Daytona Beach, FL – Both sides return to the table in an increasingly contentious contract negotiation between Volusia County Schools and its teachers’ union.

VCS and the Volusia Teachers’ Organization will meet at 3:15pm Wednesday in DeLand to go over several issues, but it is teacher pay that has union officials up in arms.

In a recent appearance on WNDB’s Marc Bernier Show, VTO President Andrew Spar said the School Board isn’t living up to the promise it made last year of making pay raises for teachers a priority.

“Our district must focus on ensuring that we have the best public schools our children deserve,” Spar said. “To do this, we must retain and recruit the best teachers. Unfortunately, that is not happening in our district.”

VTO’s recent proposal to increase teacher pay by either 4% or 5% across the board was rejected by the district earlier this month, with VCS instead offering no pay increase for this school year.

On top of that, Spar says VCS wants its employees to pay between $1,200 and $4,500 for health insurance premiums beginning next school year in return for possible pay increases.

“That is a pay cut,” Spar stated. “Things are not getting better in Volusia.
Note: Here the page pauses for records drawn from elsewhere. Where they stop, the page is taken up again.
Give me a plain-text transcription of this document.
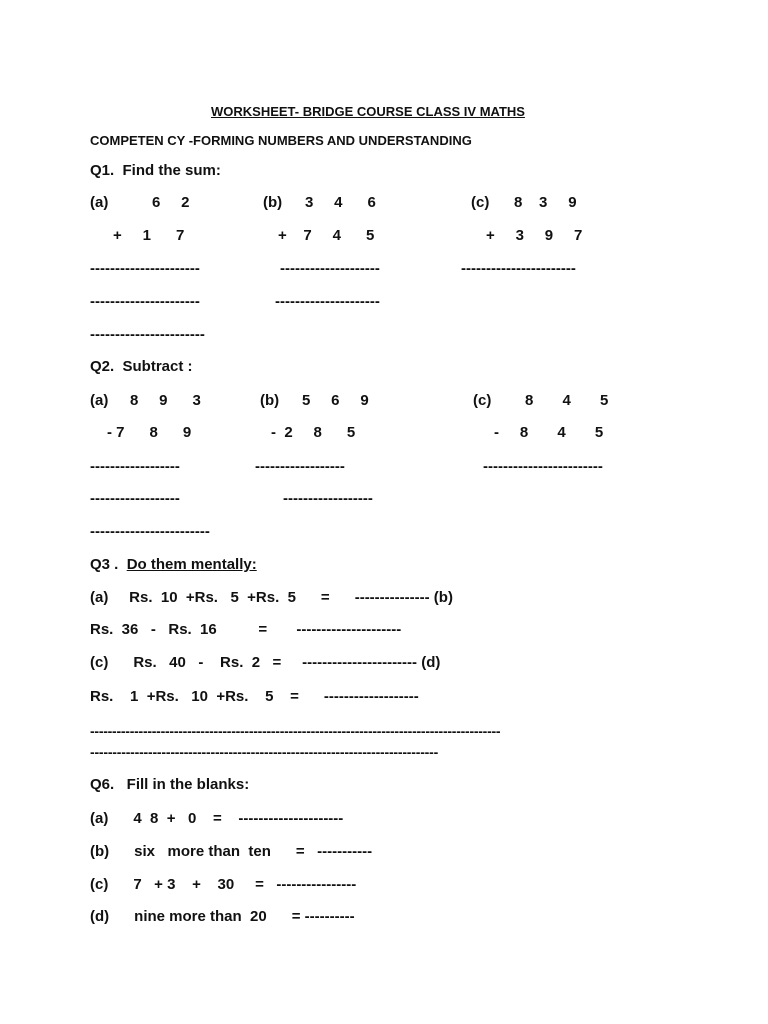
WORKSHEET- BRIDGE COURSE CLASS IV MATHS
COMPETEN CY -FORMING NUMBERS AND UNDERSTANDING
Q1.  Find the sum:
(a)	6     2	(b) 3     4      6	(c) 8    3     9
+     1      7	+    7     4      5	+     3     9     7
----------------------	--------------------	-----------------------
----------------------	---------------------
-----------------------
Q2.  Subtract :
(a) 8     9      3	(b) 5     6     9	(c) 8       4       5
- 7      8      9	-  2     8      5	-     8       4       5
------------------	------------------	------------------------
------------------	------------------
------------------------
Q3 . Do them mentally:
(a)     Rs.  10  +Rs.   5  +Rs.  5      =      --------------- (b)
Rs.  36   -   Rs.  16          =       ---------------------
(c)      Rs.   40   -    Rs.  2   =     ----------------------- (d)
Rs.    1  +Rs.   10  +Rs.    5    =      -------------------
---------------------------------------------------------------------------------------------
------------------------------------------------------------------------------
Q6.   Fill in the blanks:
(a)      4  8  +   0    =    ---------------------
(b)      six   more than  ten      =   -----------
(c)      7   + 3    +    30     =   ----------------
(d)      nine more than  20      = ----------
They are getting worse.”

Spar admitted that the union would consider making some changes to health insurance premiums that could save the school district money in the future, but the union won’t accept any plan that leads to less money in teachers’ pockets.

“It seems to me that our district wants to say [that] we will pay you worse than our surrounding counties [and] we will provide you with one of the worst benefits package of the surrounding counties [in] a place where most teachers already feel underappreciated,” Spar stated. “That does not sound like they want to keep or recruit teachers to our district.”

VCS officials said during the last school board meeting that 75% of the savings from their health insurance proposal would leave enough money free to offer a 3.15% pay increase for teachers, but Spar claims that would only net most teachers an extra $1,150 after taxes and retirement and that most teachers would actually lose money in the end.

VTO and VCS took nearly a year to negotiate the last deal, which saw teachers get an average of 2.78% in raises once it was approved by both sides last May. Those raises were retroactive since teachers continued to work without a contract in place.

That deal saw beginning teachers start out with a yearly salary of $37,000 – a $1,000 increase – and the implementation of state-mandated performance pay after union members refused to work past their mandatory hours for months and organized protests wherever the School Board met.